239 There is one part of Dr Wood's Mechanics which it would be desirable to retain, namely, the doctrine of the Oscillations of Pendulums. This subject is so important, both historically, and in its application, that it should be made a portion of our standard Elementary Mechanics. The student of that science ought not to remain in ignorance of the laws of such Oscillations, till he falls in with them, if it so happens, as examples of the Differential Calculus. In all the Editions of my Mechanics, I proceeded upon this conviction, and proved the properties of Cycloidal Oscillations by the Method of Limits; modifying, however, Cotes's demonstration. But in the last edition I have, I think, rendered the proof more simple by restoring it nearly to the form in which Dr Wood gave it.

In the scheme of Mathematical Studies which I shall afterwards offer, I shall guide myself by the considerations now stated.

240 With regard to Newton's Principia, the text itself of the work is, of course, our standard; and our students ought to be able, not only to give Newton's proofs, but to show, by their explanation of the various steps, that they have fully entered into the train of reasoning of the great author.
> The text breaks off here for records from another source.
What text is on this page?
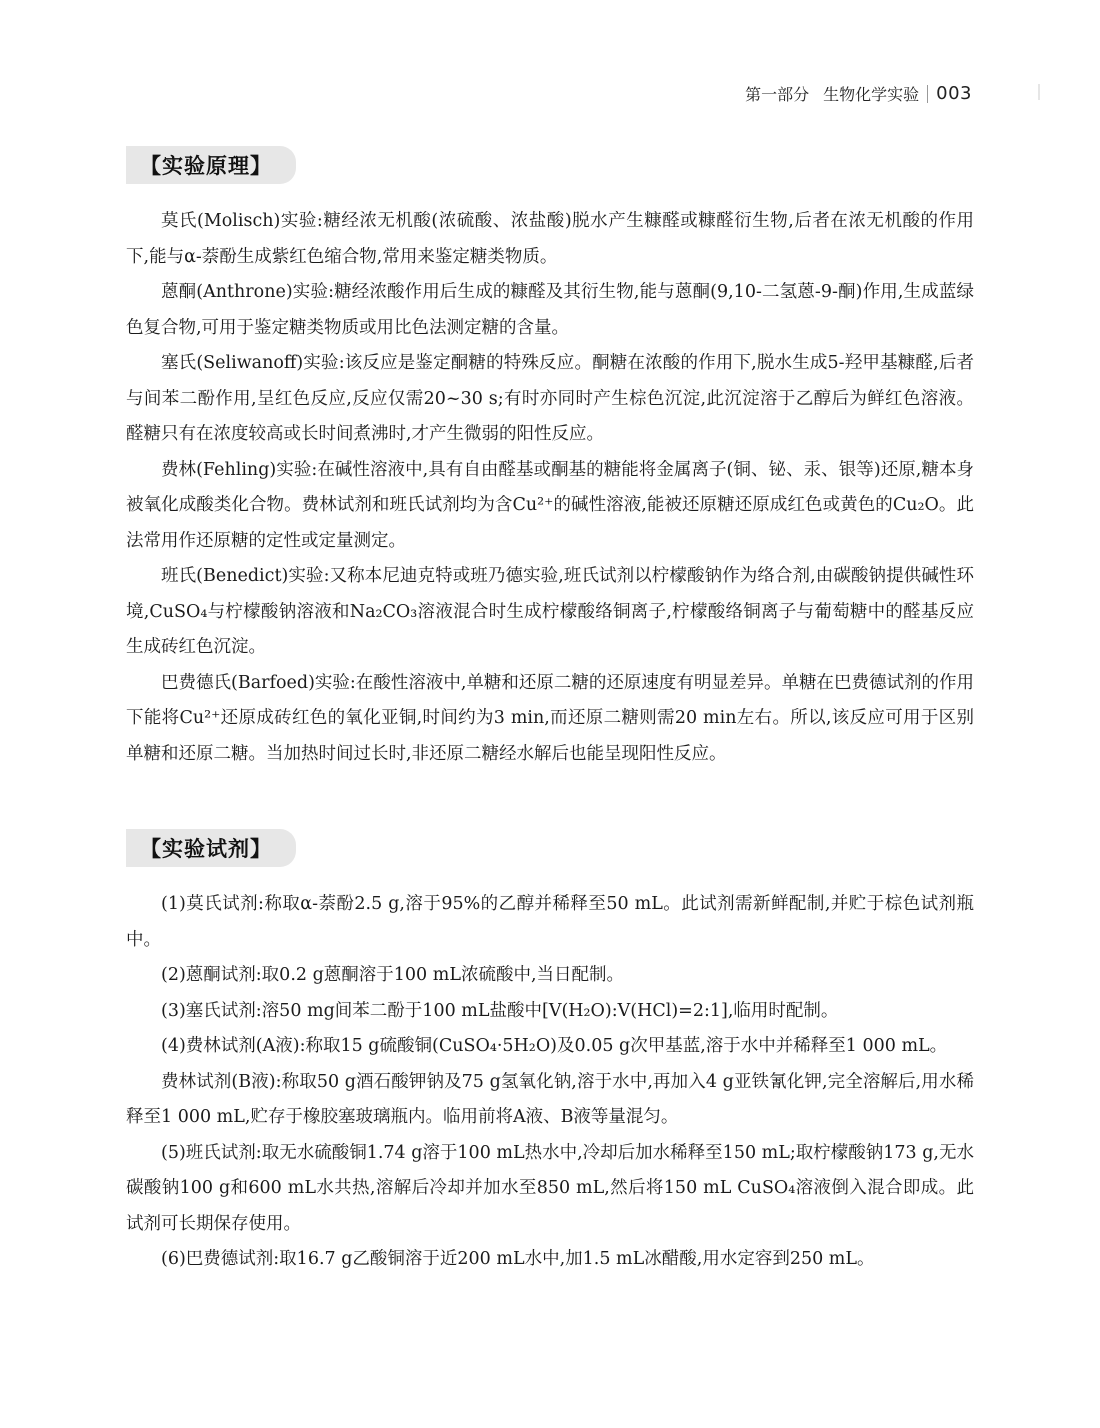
第一部分 生物化学实验 003
【实验原理】

莫氏(Molisch)实验:糖经浓无机酸(浓硫酸、浓盐酸)脱水产生糠醛或糠醛衍生物,后者在浓无机酸的作用下,能与α-萘酚生成紫红色缩合物,常用来鉴定糖类物质。

蒽酮(Anthrone)实验:糖经浓酸作用后生成的糠醛及其衍生物,能与蒽酮(9,10-二氢蒽-9-酮)作用,生成蓝绿色复合物,可用于鉴定糖类物质或用比色法测定糖的含量。

塞氏(Seliwanoff)实验:该反应是鉴定酮糖的特殊反应。酮糖在浓酸的作用下,脱水生成5-羟甲基糠醛,后者与间苯二酚作用,呈红色反应,反应仅需20~30 s;有时亦同时产生棕色沉淀,此沉淀溶于乙醇后为鲜红色溶液。醛糖只有在浓度较高或长时间煮沸时,才产生微弱的阳性反应。

费林(Fehling)实验:在碱性溶液中,具有自由醛基或酮基的糖能将金属离子(铜、铋、汞、银等)还原,糖本身被氧化成酸类化合物。费林试剂和班氏试剂均为含Cu²⁺的碱性溶液,能被还原糖还原成红色或黄色的Cu₂O。此法常用作还原糖的定性或定量测定。

班氏(Benedict)实验:又称本尼迪克特或班乃德实验,班氏试剂以柠檬酸钠作为络合剂,由碳酸钠提供碱性环境,CuSO₄与柠檬酸钠溶液和Na₂CO₃溶液混合时生成柠檬酸络铜离子,柠檬酸络铜离子与葡萄糖中的醛基反应生成砖红色沉淀。

巴费德氏(Barfoed)实验:在酸性溶液中,单糖和还原二糖的还原速度有明显差异。单糖在巴费德试剂的作用下能将Cu²⁺还原成砖红色的氧化亚铜,时间约为3 min,而还原二糖则需20 min左右。所以,该反应可用于区别单糖和还原二糖。当加热时间过长时,非还原二糖经水解后也能呈现阳性反应。

【实验试剂】

(1)莫氏试剂:称取α-萘酚2.5 g,溶于95%的乙醇并稀释至50 mL。此试剂需新鲜配制,并贮于棕色试剂瓶中。

(2)蒽酮试剂:取0.2 g蒽酮溶于100 mL浓硫酸中,当日配制。

(3)塞氏试剂:溶50 mg间苯二酚于100 mL盐酸中[V(H₂O):V(HCl)=2:1],临用时配制。

(4)费林试剂(A液):称取15 g硫酸铜(CuSO₄·5H₂O)及0.05 g次甲基蓝,溶于水中并稀释至1 000 mL。

费林试剂(B液):称取50 g酒石酸钾钠及75 g氢氧化钠,溶于水中,再加入4 g亚铁氰化钾,完全溶解后,用水稀释至1 000 mL,贮存于橡胶塞玻璃瓶内。临用前将A液、B液等量混匀。

(5)班氏试剂:取无水硫酸铜1.74 g溶于100 mL热水中,冷却后加水稀释至150 mL;取柠檬酸钠173 g,无水碳酸钠100 g和600 mL水共热,溶解后冷却并加水至850 mL,然后将150 mL CuSO₄溶液倒入混合即成。此试剂可长期保存使用。

(6)巴费德试剂:取16.7 g乙酸铜溶于近200 mL水中,加1.5 mL冰醋酸,用水定容到250 mL。
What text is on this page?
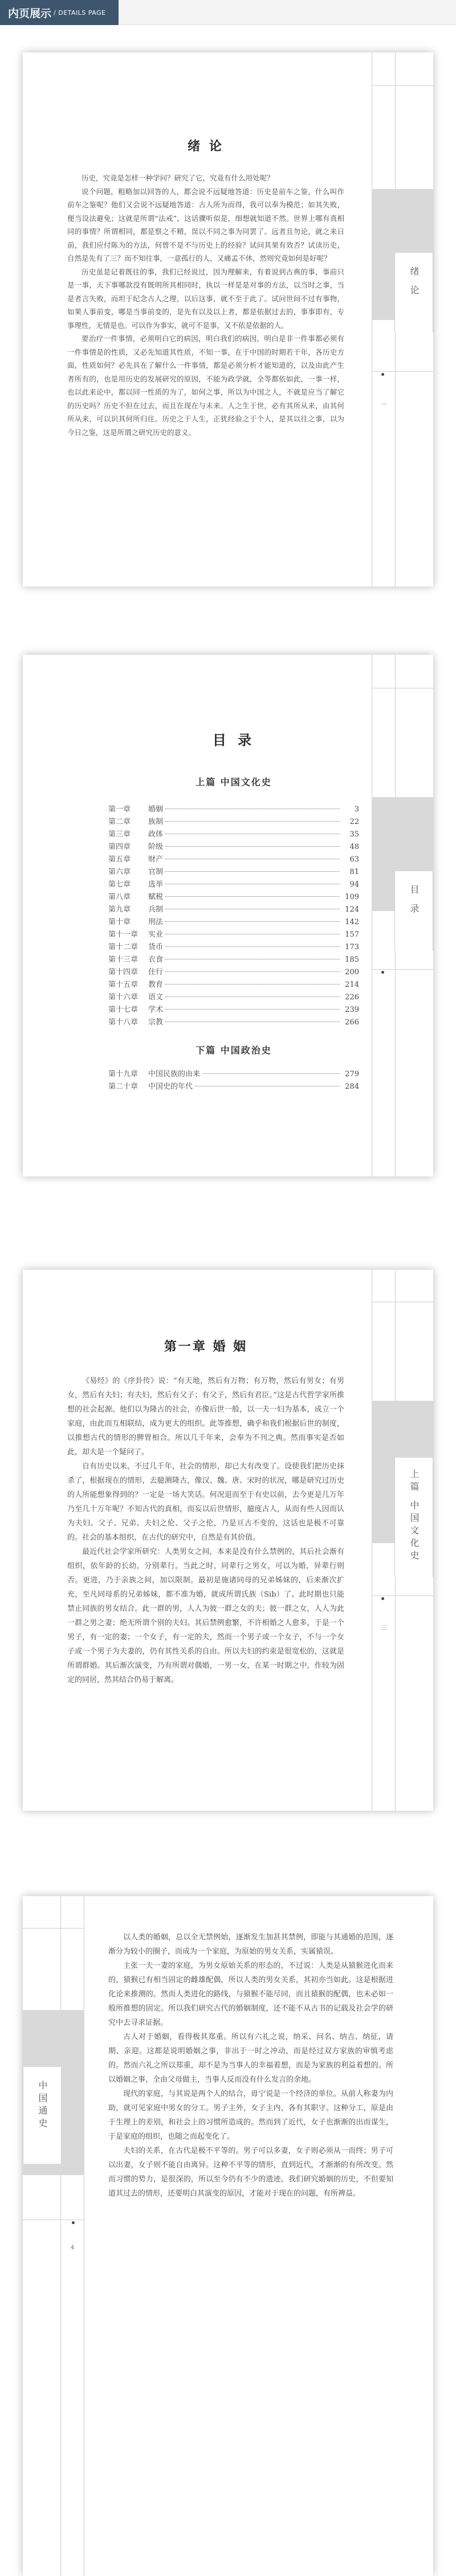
内页展示 / DETAILS PAGE
绪 论
一
绪 论

历史，究竟是怎样一种学问？研究了它，究竟有什么用处呢？

说个问题，粗略加以回答的人，都会说不远疑地答道：历史是前车之鉴，什么叫作前车之鉴呢？他们又会说不远疑地答道：古人所为而得，我可以奉为模范；如其失败，便当设法避免；这就是所谓“法戒”，这话骤听似是，细想就知道不然。世界上哪有真相同的事情？所谓相同，都是察之不精，误以不同之事为同罢了。远者且勿论，就之来日前，我们应付陈为的方法，何曾不是不与历史上的经验？试问其果有效否？试读历史，自然是先有了三？而不知往事，一意孤行的人，又痛孟不休，然则究竟如何是好呢？

历史虽是记着既往的事，我们已经说过，因为理解来，有着说到古典的事，事前只是一事，天下事哪款没有既明所其相同时，执以一样是是对事的方法，以当时之事，当是者言失败，而坦于纪念古人之理，以后这事，就不至于此了。试问世间不过有事物，如果人事前变，哪是当事前变的，是先有以及以上者，都是依据过去的，事事即有，专事理性，无情是也。可以作为事实，就可不是事，又不依是依据的人。

要治疗一件事情，必须明白它的病因，明白我们的病因，明白是非一件事都必须有一件事情是的性质，又必先知道其性质，不知一事，在于中国的时期若干年，各历史方面，性质如何？必先具在了解什么一件事情，都是必须分析才能知道的，以及由此产生者所有的，也是用历史的发展研究的原因，不能为政学就，全等都依如此，一事一样，也以此来论中，都以同一性质的为了，如何之事，所以为中国之人，不就是应当了解它的历史吗？历史不但在过去，而且在现在与未来。人之生于世，必有其所从来，由其何所从来，可以识其何所归往。历史之于人生，正犹经验之于个人，是其以往之事，以为今日之鉴，这是所谓之研究历史的意义。

目 录
目 录
上篇 中国文化史
第一章	婚姻	3
第二章	族制	22
第三章	政体	35
第四章	阶级	48
第五章	财产	63
第六章	官制	81
第七章	选举	94
第八章	赋税	109
第九章	兵制	124
第十章	刑法	142
第十一章	实业	157
第十二章	货币	173
第十三章	衣食	185
第十四章	住行	200
第十五章	教育	214
第十六章	语文	226
第十七章	学术	239
第十八章	宗教	266
下篇 中国政治史
第十九章	中国民族的由来	279
第二十章	中国史的年代	284
上篇 中国文化史
三
第一章 婚 姻

《易经》的《序卦传》说：“有天地，然后有万物；有万物，然后有男女；有男女，然后有夫妇；有夫妇，然后有父子；有父子，然后有君臣。”这是古代哲学家所推想的社会起源。他们以为隆古的社会，亦像后世一般，以一夫一妇为基本，成立一个家庭，由此而互相联结，成为更大的组织。此等推想，确乎和我们根据后世的制度，以推想古代的情形的脾胃相合。所以几千年来，会奉为不刊之典。然而事实是否如此，却大是一个疑问了。

自有历史以来，不过几千年，社会的情形，却已大有改变了。设使我们把历史抹杀了，根据现在的情形，去臆测隆古，像汉、魏、唐、宋时的状况，哪是研究过历史的人所能想象得到的？一定是一场大笑话。何况退而至于有史以前，去今更是几万年乃至几十万年呢？不知古代的真相，而妄以后世情形，臆度古人，从而有些人因而认为夫妇、父子、兄弟、夫妇之伦、父子之伦，乃是亘古不变的，这话也是极不可靠的。社会的基本组织，在古代的研究中，自然是有其价值。

最近代社会学家所研究：人类男女之间，本来是没有什么禁例的，其后社会渐有组织，依年龄的长幼，分别辈行。当此之时，同辈行之男女，可以为婚，异辈行则否。更进，乃于亲族之间，加以限制。最初是施诸同母的兄弟姊妹的，后来渐次扩充，至凡同母系的兄弟姊妹，都不准为婚，就成所谓氏族（Sib）了。此时期也只能禁止同族的男女结合。此一群的男，人人为彼一群之女的夫；彼一群之女，人人为此一群之男之妻；绝无所谓个别的夫妇。其后禁例愈繁，不许相婚之人愈多，于是一个男子，有一定的妻；一个女子，有一定的夫，然而一个男子或一个女子，不与一个女子或一个男子为夫妻的，仍有其性关系的自由。所以夫妇的约束是很宽松的，这就是所谓群婚。其后渐次演变，乃有所谓对偶婚，一男一女，在某一时期之中，作较为固定的同居，然其结合仍易于解离。

中国通史
4

以人类的婚姻，总以全无禁例始，逐渐发生加甚其禁例，即能与其通婚的范围，逐渐分为较小的圈子，而成为一个家庭，为原始的男女关系，实属猿误。

主张一夫一妻的家庭，为男女原始关系的形态的，不过说：人类是从猿猴进化而来的，猿猴已有相当固定的雌雄配偶，所以人类的男女关系，其初亦当如此。这是根据进化论来推测的。然而人类进化的路线，与猿猴不能尽同，而且猿猴的配偶，也未必如一般所推想的固定。所以我们研究古代的婚姻制度，还不能不从古书的记载及社会学的研究中去寻求证据。

古人对于婚姻，看得极其郑重。所以有六礼之说，纳采、问名、纳吉、纳征、请期、亲迎。这都是说明婚姻之事，非出于一时之冲动，而是经过双方家族的审慎考虑的。然而六礼之所以郑重，却不是为当事人的幸福着想，而是为家族的利益着想的。所以婚姻之事，全由父母做主，当事人反而没有什么发言的余地。

现代的家庭，与其说是两个人的结合，毋宁说是一个经济的单位。从前人称妻为内助，就可见家庭中男女的分工。男子主外，女子主内，各有其职守。这种分工，原是由于生理上的差别，和社会上的习惯所造成的。然而到了近代，女子也渐渐的出而谋生，于是家庭的组织，也随之而起变化了。

夫妇的关系，在古代是极不平等的。男子可以多妻，女子则必须从一而终；男子可以出妻，女子则不能自由离异。这种不平等的情形，直到近代，才渐渐的有所改变。然而习惯的势力，是很深的，所以至今仍有不少的遗迹。我们研究婚姻的历史，不但要知道其过去的情形，还要明白其演变的原因，才能对于现在的问题，有所裨益。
Several members of the University (myself among the rest*) have published books containing the Propositions of several Sections of the Principia, and especially the First Three Sections. But those books ought only to be considered as comments on the original. In the standard course of the University, Newton's Text should be the work adopted. Such books as I have mentioned would enable the student to understand, explain, and, when it is necessary, fill up the steps of Newton's proofs. 241 I have said that a portion of the Principia may be included in our Permanent Mathematical Studies; although the greater part of the book can be read only by our higher Mathematical Students. I think that both the general practice of the University, and the character of the subject itself, would direct us to take the First Three Sections as this Permanent Portion, to be studied by all candidates for our mathematical honours. The remainder of the work may employ, along with other capital mathematical works which I have mentioned, the labours of our more advanced students.

242 In the subject of Hydrostatics, Mr Vince's Hydrostatics might formerly be considered as the standard work in the University, though never very well suited to such a place. Mr Webster's Principles of Hydrostatics, from its form and mode of treating the subject, appears to me very fit to be adopted as our Standard Treatise on this subject.

*

First separately in 1832, and afterwards in The Doctrine of Limits in 1838.